Après Conflans, toujours moins de pluralisme

11. décembre 2020 Arguments 0
Après Conflans, toujours moins de pluralisme

Dès le lendemain de l’assassinat de Samuel Paty, les paroles de droite et d’extrême droite se sont imposées sur les plateaux des télévisions et des radios. Notre recension des responsables politiques sollicités pour réagir et analyser cet événement dans les jours qui l’ont suivi en témoigne : les invitations du week-end ont été réservées aux membres du gouvernement, de LR ou encore à Manuel Valls. Toute la semaine suivante dans onze des grandes matinales audiovisuelles, les membres du gouvernement ou de la droite (LR, LREM, centre-droit, RN) ont représenté pas moins de neuf invités sur dix ! Cet épisode pose donc une nouvelle fois la question de focales éditoriales à sens unique dans les principales rédactions. Rédactions qui, d’une part, foulent au pied le pluralisme en période de crise, et, d’autre part, entretiennent une surenchère droitière en collant à l’agenda du gouvernement, ou en réservant la « parole d’opposition » aux seuls Républicains et à l’extrême droite.

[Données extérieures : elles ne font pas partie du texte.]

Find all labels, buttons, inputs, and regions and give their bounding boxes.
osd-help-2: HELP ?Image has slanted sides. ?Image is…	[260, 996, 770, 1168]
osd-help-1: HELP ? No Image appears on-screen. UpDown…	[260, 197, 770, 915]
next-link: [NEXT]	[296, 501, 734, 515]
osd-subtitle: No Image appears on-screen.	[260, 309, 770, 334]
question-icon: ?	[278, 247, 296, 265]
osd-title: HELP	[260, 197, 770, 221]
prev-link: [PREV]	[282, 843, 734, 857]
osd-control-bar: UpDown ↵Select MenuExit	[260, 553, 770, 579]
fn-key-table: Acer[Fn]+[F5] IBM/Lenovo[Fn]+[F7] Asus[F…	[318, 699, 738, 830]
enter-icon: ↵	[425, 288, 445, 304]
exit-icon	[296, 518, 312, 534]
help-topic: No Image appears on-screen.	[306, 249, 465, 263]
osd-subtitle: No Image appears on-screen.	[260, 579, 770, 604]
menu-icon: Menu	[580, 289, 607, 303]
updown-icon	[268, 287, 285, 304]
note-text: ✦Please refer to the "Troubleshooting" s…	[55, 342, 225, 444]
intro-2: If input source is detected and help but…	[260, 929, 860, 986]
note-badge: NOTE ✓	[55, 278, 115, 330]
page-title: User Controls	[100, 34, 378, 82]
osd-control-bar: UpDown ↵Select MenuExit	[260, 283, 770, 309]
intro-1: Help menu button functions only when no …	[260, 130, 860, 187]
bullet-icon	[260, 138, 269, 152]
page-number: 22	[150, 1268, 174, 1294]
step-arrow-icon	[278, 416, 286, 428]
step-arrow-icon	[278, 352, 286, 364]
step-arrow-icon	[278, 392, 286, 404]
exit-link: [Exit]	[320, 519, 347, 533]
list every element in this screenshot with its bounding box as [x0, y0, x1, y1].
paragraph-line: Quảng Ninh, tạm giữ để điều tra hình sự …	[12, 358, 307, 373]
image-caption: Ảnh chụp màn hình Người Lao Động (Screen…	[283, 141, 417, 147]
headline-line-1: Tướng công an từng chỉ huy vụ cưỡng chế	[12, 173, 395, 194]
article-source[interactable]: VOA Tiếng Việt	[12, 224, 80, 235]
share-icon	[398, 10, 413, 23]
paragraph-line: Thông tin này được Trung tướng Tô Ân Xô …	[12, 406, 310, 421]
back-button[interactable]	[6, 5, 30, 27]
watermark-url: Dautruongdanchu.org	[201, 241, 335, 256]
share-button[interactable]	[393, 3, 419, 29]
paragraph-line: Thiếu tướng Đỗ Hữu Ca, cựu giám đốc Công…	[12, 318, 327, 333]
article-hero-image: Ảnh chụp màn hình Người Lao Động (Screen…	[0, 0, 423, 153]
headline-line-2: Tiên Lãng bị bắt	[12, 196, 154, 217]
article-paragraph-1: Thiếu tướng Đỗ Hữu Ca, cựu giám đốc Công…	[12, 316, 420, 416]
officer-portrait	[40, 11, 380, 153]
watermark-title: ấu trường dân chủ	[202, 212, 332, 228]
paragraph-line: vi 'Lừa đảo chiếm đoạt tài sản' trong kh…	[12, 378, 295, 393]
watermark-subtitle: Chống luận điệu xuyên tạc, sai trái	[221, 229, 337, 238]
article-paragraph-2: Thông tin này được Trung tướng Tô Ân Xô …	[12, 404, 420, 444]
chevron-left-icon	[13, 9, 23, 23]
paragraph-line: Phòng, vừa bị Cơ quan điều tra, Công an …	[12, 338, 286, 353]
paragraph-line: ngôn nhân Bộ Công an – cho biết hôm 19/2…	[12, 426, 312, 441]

« Après le meurtre de Samuel Paty, le concours Lépine des idées d’extrême droite » : signée Samuel Gontier le 20 octobre, la première chronique des plateaux des chaînes d’info, quelques jours après l’attentat de Conflans-Sainte-Honorine, donnait un aperçu de ce qui est rapidement devenu un véritable raz-de-marée réactionnaire. Un torrent qui a largement été alimenté par les interventions des représentants de la majorité, des Républicains ou de l’extrême droite, qui se sont multipliés sur les plateaux… en l’absence (ou presque) de contradicteurs.

Pour en rendre compte, nous avons fait plusieurs séries d’observations. La première porte sur une sélection de « rendez-vous politiques » audiovisuels du matin et de la mi-journée durant le week-end ; la deuxième sur les invités de onze matinales audiovisuelles du lundi 19 au vendredi 23 octobre ; et la troisième, sur la presse nationale.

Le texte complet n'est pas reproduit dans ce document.